Sudden oak death impacts on soil and litterfall N dynamics

Background/Question/Methods

Novel pathogens can cause significant changes in ecosystem processes, but few studies have quantified pathogen effects and described the mechanisms driving altered ecosystem process. Sudden oak death (SOD), an emerging infectious disease caused by Phytophthora ramorum, causes selective mortality in coast redwood forests. SOD is likely to impact ecosystem processes through overstory tree mortality, selective species removal, and changes in forest microclimate. To assess the ecosystem impacts of overstory tree removal, we measured litterfall N, mass, and in situ soil N mineralization for three years in two California redwood forests impacted by this disease. Long-term changes in ecosystem processes are likely through shifts in overstory tree species. Tanoak (Notholithocarpus densiflorus) is an important overstory tree that dies rapidly following infection by P. ramorum. To understand the role of the dominant tree species on soil N cycling, we conducted a separate study using laboratory incubations of soils underlying tanoak, dead tanoak, redwood (Sequoia sempervirens) and California bay laurel (Umbellularia californica).

Results/Conclusions

Redwood accounted for the greatest annual contribution to litterfall followed by tanoak and bay laurel.
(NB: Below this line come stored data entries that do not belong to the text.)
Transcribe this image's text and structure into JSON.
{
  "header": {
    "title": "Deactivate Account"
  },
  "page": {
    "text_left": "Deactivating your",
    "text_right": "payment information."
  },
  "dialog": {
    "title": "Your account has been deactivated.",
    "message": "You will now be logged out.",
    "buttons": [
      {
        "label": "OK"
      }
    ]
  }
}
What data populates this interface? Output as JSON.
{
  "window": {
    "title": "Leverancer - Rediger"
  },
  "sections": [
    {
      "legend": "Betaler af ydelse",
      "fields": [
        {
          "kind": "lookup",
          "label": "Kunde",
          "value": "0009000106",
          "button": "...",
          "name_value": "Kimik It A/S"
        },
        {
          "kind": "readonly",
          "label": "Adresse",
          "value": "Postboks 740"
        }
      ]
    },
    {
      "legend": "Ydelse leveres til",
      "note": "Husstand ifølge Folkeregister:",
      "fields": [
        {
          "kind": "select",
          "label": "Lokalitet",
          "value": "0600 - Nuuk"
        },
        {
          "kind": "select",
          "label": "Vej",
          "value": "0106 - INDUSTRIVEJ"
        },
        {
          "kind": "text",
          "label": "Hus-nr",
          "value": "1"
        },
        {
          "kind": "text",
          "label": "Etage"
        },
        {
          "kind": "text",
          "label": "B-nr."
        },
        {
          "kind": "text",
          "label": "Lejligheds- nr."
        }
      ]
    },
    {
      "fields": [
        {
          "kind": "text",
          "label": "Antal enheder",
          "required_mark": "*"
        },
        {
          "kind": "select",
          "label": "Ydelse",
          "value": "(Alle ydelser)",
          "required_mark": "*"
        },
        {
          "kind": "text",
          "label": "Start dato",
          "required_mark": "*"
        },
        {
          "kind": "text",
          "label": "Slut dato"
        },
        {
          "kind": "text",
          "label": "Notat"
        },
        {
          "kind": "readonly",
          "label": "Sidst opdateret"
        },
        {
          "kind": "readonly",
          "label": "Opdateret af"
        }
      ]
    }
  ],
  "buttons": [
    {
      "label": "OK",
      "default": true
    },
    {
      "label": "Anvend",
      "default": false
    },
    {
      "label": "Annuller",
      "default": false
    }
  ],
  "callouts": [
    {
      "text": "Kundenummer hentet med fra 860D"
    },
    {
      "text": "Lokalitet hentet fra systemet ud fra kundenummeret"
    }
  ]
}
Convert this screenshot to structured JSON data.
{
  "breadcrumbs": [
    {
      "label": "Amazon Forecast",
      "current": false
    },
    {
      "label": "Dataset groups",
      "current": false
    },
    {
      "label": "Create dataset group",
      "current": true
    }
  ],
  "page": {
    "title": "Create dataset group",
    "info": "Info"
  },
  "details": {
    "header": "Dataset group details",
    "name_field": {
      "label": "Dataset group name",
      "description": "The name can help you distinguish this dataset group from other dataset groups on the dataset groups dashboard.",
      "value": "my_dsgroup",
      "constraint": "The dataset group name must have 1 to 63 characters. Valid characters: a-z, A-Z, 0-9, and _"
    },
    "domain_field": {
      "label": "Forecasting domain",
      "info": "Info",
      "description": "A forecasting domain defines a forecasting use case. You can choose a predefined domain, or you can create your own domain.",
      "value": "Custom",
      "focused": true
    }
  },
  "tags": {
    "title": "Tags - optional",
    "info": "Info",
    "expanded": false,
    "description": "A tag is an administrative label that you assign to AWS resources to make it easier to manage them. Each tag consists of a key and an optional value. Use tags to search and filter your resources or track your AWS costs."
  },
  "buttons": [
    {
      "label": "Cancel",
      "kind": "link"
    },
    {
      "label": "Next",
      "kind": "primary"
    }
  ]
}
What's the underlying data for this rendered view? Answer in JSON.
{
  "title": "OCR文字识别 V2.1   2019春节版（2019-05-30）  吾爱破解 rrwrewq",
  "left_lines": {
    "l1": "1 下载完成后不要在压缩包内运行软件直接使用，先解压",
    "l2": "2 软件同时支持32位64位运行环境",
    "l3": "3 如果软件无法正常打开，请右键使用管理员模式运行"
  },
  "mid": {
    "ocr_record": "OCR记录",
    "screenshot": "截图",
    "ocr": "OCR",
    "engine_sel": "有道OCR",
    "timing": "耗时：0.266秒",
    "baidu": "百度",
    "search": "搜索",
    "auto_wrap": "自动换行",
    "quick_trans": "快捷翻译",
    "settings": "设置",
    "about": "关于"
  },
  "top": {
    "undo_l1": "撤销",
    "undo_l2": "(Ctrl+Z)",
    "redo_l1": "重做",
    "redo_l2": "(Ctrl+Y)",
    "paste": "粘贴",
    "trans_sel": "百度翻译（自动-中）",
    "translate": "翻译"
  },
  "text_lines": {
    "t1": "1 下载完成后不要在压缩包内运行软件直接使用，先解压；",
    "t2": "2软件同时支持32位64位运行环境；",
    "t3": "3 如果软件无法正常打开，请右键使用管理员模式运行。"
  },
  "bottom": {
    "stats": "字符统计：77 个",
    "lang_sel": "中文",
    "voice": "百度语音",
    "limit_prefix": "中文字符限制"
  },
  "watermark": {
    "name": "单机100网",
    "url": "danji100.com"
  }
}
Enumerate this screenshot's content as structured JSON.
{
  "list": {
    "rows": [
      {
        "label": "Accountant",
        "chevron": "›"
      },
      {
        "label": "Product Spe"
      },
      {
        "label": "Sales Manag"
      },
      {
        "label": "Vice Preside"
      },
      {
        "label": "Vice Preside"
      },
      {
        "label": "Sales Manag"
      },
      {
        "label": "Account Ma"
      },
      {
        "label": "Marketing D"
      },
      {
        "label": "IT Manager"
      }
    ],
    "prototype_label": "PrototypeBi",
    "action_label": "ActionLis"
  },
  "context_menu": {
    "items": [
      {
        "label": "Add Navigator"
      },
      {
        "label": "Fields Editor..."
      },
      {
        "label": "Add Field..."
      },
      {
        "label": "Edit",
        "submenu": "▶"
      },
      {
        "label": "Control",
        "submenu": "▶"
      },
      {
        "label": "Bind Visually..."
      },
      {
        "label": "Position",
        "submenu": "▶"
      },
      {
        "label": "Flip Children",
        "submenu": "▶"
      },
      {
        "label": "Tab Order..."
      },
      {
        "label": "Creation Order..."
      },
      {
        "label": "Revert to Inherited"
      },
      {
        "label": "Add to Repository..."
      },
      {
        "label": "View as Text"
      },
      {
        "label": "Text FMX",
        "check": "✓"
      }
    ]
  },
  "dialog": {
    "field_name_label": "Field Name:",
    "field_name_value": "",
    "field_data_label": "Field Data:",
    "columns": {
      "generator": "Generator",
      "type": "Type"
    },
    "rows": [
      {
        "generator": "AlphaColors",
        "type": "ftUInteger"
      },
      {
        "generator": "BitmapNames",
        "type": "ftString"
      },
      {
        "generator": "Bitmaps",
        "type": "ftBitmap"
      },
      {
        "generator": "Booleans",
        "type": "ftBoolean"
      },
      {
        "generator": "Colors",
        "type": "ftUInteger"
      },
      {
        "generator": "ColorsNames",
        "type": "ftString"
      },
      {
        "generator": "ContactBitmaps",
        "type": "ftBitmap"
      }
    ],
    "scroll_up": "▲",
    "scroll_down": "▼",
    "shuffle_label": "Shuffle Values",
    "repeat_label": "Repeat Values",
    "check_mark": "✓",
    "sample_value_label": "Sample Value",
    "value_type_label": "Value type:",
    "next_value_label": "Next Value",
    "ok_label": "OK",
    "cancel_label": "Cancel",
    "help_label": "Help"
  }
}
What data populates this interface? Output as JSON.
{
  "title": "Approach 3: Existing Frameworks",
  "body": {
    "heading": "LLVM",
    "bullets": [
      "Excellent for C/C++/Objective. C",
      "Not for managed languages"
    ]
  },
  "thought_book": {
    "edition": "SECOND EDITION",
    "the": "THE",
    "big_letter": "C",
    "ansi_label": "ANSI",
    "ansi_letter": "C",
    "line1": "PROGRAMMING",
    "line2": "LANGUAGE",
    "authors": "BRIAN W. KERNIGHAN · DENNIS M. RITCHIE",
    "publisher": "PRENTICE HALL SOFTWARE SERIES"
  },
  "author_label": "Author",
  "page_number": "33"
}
Linear regression revealed that mortality of 1 m² ha^-1 tanoak basal area resulted in a corresponding decrease in tanoak litterfall of 45-51 kg ha yr^-1. P. ramorum infection had weak short-term influences on litterfall N concentration, tending to increase or have no effect on N content of tanoak and bay laurel litterfall. Tanoak mortality caused a low-magnitude but significant increase in soil NO₃-N availability (0.06 µg g^-1 NO₃-N per 1 m² ha^-1 tanoak killed). At the species level, healthy tanoak had the lowest NO₃-N availability at 2.56 µg g^-1 compared to 4.26 µg g^-1 in bay laurel and the highest NH₄-N availability at 5.1 µg g^-1 compared to 3.1 µg g^-1 in bay laurel. These patterns suggest short term changes in ecosystem processes are primarily a function of loss of tanoak biomass. Bay laurel effectively transmits P. ramorum to tanoak and is likely to increase in these forests through pathogen mediated competition. Long-term changes in litter chemistry and increased NO₃-N availability are likely to accompany increased dominance of bay laurel.